Ontario: A practitioner is liable to have his name erased from the register where he has been convicted, before or after registration, of an offense which, if committed in Canada, would be a felony or misdemeanor, or where he has been guilty of any infamous or disgraceful conduct in a professional respect. Rev. St. 1887, c. 148, § 34.
Newfoundland: The * * * board may try and expel any member of the profession for acts of malpractice, misconduct or immoral habits. * * * Act 1893, c. 12, § 32.
Prince Edward's Island: A medical practitioner guilty of infamous or disgraceful conduct in a professional respect is liable to have his name erased, and, if he apply for registration, the council may refuse it. Act 1892, c. 42, § 22.
New Zealand: If any registered person shall be or shall have been convicted of any felony or misdemeanor in Great Britain or Ireland, or in any of the British dominions, the register-general and register, respectively, shall erase the name of any such person from the register, and such erasure shall be notified by the register-general in the New Zealand Gazette. Medical Practitioner's Act 1869, No. 51.
Hawaii: It shall not be lawful for any person to practice in this kingdom as a physician or surgeon for compensation or reward unless he shall have first presented to the board of health satisfactory evidence of his professional qualifications and good moral character. Act 1876, c. 11, § 3.

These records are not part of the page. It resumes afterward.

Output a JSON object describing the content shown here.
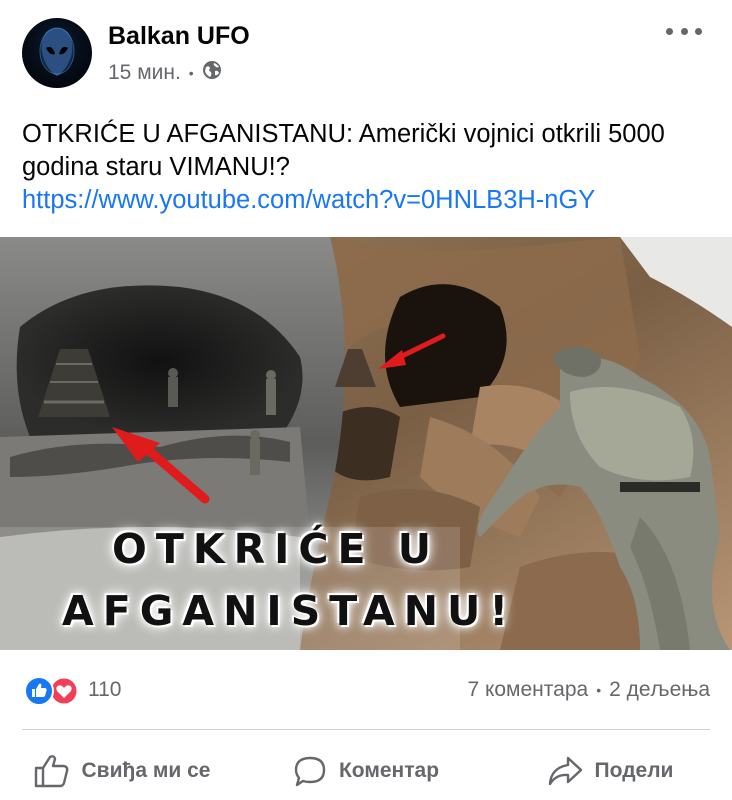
{
  "post": {
    "page_name": "Balkan UFO",
    "time": "15 мин.",
    "separator": "•",
    "audience_icon": "globe-icon",
    "more_icon": "more-dots-icon",
    "text": "OTKRIĆE U AFGANISTANU: Američki vojnici otkrili 5000 godina staru VIMANU!?",
    "link": "https://www.youtube.com/watch?v=0HNLB3H-nGY",
    "image": {
      "headline_line1": "OTKRIĆE U",
      "headline_line2": "AFGANISTANU!"
    }
  },
  "reactions": {
    "icons": [
      "like-icon",
      "love-icon"
    ],
    "count": "110",
    "comments": "7 коментара",
    "separator": "•",
    "shares": "2 дељења"
  },
  "actions": {
    "like_label": "Свиђа ми се",
    "comment_label": "Коментар",
    "share_label": "Подели"
  },
  "colors": {
    "link": "#1877f2",
    "secondary_text": "#65676b",
    "like_blue": "#1877f2",
    "love_red": "#f33e58"
  }
}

St. Lucia: If any registered medical practitioner is convicted of any felony, the register shall erase the name of such practitioner from the Medical Register. If any registered medical practitioner is convicted of any misdemeanor, a report shall be submitted * * * to the governor in council, who * * * shall determine whether (he) has been guilty of infamous conduct in any professional or other respect, and may thereupon, if he sees fit, direct the register to erase the name. * * * Medical Practitioner Ordinance No. 77 of 1885, § 11.